3C-2 (Time: 16:30 - 17:00)
Title(Invited Paper) Diagnosis-assisted Supply Voltage Configuration to Increase Performance Yield of Cell-Based Designs
AuthorJing-Jia Liou, Ying-Yen Chen, Chun-Chia Chen, Chung-Yen Chien, Kuo-Li Wu (National Tsing Hua University, Taiwan)
Pagepp. 279 - 284
AbstractA diagnosis technique based on delay testing has been developed to map the severity of process variation on each cell/interconnect delay. Given this information, we demonstrate a post-silicon tuning method on row voltage supplies (inside a chip) to restore the performance of failed chips. The method uses the performance map to set voltages by either pumping up the voltage on cells with worse delays or tuning down on fast cells to save power. On our test cases, we can correct up to 75%of failed chips to pass performance tests, while maintaining less than 10% increase over nominal power consumption.

3C-3 (Time: 17:00 - 17:30)
Title(Invited Paper) Run-Time Adaptive Performance Compensation using On-chip Sensors
AuthorMasanori Hashimoto (Osaka University & JST, CREST, Japan)
Pagepp. 285 - 290
AbstractThis paper discusses run-time adaptive performance control with on-chip sensors that predict timing errors. The sensors embedded into functional circuits capture delay variations due to not only die-to-die process variation but also random process variation, environmental fluctuation and aging. By compensating circuit performance according to the sensor outputs, we can overcome PVT worst-case design and reduce power dissipation while satisfying circuit performance. We applied the adaptive speed control to subthreshold circuits that are very sensitive to random variation and environmental fluctuation. Measurement results of a 65nm test chip show that the adaptive speed control can compensate PVT variations and improve energy efficiency by up to 46% compared to the worst-case design and operation with guardbanding.

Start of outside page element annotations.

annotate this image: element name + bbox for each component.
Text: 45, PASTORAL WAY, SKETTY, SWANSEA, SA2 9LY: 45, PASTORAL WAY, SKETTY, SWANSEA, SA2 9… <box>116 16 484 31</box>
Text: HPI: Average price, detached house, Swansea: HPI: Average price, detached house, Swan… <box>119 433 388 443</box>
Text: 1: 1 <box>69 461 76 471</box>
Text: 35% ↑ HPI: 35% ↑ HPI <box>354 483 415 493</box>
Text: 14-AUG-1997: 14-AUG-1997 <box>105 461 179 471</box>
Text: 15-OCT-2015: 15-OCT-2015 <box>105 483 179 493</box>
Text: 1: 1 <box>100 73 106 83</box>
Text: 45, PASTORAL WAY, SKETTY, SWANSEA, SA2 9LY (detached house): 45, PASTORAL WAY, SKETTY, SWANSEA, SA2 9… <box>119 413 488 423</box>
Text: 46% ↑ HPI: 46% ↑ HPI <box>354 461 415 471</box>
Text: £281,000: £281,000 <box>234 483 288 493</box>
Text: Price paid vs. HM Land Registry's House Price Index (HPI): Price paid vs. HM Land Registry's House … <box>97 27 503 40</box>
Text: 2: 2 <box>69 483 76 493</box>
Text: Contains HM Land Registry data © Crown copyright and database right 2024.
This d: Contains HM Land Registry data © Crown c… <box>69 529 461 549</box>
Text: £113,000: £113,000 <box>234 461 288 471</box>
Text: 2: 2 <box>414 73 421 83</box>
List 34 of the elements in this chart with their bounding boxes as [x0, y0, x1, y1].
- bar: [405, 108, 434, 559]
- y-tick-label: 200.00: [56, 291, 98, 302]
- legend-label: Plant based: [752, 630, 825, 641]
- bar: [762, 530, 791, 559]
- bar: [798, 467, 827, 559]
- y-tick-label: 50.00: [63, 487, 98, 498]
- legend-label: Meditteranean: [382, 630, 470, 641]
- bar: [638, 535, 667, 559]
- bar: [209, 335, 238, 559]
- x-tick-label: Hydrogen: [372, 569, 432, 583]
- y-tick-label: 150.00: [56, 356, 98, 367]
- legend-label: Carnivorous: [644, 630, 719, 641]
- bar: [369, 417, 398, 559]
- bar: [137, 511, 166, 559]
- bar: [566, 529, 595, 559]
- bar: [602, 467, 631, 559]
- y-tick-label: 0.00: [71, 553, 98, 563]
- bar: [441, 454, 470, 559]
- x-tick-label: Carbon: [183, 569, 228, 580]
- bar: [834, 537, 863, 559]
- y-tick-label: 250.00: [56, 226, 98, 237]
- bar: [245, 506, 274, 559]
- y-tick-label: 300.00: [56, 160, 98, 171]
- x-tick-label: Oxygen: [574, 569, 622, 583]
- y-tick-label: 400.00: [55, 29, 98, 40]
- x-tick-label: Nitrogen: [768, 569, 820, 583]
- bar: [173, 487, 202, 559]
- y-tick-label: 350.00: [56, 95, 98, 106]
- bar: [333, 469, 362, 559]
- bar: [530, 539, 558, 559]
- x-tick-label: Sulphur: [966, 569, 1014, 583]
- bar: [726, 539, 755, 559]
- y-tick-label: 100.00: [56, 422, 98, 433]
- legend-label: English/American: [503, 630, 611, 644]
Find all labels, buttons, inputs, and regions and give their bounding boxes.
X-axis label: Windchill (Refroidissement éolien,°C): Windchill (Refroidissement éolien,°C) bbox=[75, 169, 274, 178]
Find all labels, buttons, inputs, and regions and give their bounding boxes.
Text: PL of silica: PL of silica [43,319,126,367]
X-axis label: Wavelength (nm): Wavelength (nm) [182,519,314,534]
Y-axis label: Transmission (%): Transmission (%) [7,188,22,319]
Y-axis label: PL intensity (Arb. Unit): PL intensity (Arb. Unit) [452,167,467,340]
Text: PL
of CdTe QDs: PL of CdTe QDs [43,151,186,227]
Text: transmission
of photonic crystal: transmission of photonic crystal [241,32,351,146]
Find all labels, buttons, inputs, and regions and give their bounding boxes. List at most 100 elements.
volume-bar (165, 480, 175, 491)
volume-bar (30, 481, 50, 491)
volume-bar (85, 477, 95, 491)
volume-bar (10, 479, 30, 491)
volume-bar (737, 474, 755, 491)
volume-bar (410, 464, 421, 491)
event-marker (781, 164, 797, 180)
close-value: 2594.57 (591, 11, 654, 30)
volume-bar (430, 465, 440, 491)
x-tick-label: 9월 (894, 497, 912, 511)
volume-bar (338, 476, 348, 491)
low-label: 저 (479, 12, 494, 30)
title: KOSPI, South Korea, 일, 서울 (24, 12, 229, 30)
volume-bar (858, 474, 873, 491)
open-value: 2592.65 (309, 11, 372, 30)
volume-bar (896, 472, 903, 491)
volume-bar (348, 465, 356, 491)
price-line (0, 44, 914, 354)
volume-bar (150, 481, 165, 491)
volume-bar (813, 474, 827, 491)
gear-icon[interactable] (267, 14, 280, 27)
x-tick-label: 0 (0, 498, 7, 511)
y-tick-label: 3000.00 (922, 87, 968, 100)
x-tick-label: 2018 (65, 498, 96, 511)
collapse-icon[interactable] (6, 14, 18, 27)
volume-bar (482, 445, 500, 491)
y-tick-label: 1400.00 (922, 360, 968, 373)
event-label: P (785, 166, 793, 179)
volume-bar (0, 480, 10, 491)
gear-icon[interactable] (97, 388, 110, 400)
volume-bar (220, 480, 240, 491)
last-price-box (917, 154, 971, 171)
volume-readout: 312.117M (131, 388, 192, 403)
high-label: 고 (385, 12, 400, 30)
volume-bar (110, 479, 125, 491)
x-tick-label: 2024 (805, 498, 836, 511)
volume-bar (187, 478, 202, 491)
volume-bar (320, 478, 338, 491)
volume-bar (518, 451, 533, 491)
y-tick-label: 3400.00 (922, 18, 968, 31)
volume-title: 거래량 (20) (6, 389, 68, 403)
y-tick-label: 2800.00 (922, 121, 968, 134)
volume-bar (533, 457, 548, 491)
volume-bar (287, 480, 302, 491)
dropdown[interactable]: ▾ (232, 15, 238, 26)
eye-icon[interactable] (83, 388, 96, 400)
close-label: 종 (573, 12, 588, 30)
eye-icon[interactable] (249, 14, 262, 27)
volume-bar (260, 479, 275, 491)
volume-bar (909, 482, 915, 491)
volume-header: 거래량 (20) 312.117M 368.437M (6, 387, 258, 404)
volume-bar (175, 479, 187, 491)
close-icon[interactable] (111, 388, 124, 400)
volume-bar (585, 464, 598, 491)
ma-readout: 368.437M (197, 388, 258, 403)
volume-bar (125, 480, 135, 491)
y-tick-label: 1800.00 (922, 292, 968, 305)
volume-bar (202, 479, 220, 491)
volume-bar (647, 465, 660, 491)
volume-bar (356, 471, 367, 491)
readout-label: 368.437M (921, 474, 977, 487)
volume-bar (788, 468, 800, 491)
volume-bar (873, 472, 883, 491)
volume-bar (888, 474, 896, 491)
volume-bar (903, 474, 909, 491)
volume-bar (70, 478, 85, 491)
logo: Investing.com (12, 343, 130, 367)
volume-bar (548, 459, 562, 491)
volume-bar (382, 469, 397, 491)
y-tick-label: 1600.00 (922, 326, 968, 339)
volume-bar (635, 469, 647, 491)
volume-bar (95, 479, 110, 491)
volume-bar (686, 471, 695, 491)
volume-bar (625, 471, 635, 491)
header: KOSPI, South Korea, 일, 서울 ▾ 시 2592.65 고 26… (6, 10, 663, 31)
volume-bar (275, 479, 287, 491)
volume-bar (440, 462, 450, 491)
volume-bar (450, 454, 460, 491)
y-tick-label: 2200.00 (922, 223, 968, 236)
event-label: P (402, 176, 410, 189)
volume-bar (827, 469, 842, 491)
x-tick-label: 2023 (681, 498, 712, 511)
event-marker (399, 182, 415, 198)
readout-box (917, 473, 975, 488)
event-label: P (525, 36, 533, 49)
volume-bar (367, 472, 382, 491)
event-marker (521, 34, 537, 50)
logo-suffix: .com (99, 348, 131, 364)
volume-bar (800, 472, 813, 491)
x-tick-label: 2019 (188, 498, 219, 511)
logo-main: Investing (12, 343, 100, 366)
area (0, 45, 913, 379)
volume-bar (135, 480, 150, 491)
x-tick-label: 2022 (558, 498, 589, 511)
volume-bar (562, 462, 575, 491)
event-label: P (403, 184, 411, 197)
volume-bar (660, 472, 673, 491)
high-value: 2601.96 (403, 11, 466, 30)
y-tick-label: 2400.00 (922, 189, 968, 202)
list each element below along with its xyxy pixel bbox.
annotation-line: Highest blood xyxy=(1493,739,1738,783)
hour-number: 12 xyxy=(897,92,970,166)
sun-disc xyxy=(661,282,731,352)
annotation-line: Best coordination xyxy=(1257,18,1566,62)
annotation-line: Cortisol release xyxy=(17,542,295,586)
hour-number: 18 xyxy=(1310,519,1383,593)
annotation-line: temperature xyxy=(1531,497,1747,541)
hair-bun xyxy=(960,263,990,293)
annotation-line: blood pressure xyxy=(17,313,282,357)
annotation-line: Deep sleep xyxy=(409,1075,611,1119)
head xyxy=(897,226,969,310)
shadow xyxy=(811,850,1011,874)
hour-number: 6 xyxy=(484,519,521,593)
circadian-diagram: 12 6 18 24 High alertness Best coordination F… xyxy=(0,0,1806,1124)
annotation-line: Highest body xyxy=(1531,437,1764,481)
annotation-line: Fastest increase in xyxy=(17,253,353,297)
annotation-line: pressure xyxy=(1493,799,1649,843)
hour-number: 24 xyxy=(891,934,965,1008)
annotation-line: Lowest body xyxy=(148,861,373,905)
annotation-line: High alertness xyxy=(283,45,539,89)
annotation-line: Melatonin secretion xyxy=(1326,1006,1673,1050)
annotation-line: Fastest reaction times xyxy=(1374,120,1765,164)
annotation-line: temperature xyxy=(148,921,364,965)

3C-4 (Time: 17:30 - 18:00)
Title(Invited Paper) The Alarms Project: A Hardware/Software Approach to Addressing Parameter Variations
AuthorDavid Brooks (Harvard University, U.S.A.)
Pagep. 291
AbstractParameter variations (process, voltage, and temperature) threaten continued performance scaling of power-constrained computer systems. As designers seek to contain the power consumption of microprocessors through reductions in supply voltage and power-saving techniques such as clock-gating, these systems suffer increasingly large power supply fluctuations due to the finite impedance of the power supply network. These supply fluctuations, referred to as voltage emergencies, must be managed to guarantee correctness. Traditional approaches to address this problem incur high-cost or compromise power/performance efficiency. Our research seeks ways to handle these alarm conditions through a combined hardware/software approach, motivated by root cause analysis of voltage emergencies revealing that many of these events are heavily linked to both program control flow and microarchitectural events (cache misses and pipeline flushes). This talk will discuss three aspects of the project: (1) a fail-safe mechanism that provides hardware guaranteed correctness; (2) a voltage emergency predictor that leverages control flow and microarchitectural event information to predict voltage emergencies up to 16 cycles in advance; and (3) a proof-of-concept dynamic compiler implementation that demonstrates that dynamic code transformations can be used to eliminate voltage emergencies from the instruction stream with minimal impact on performance.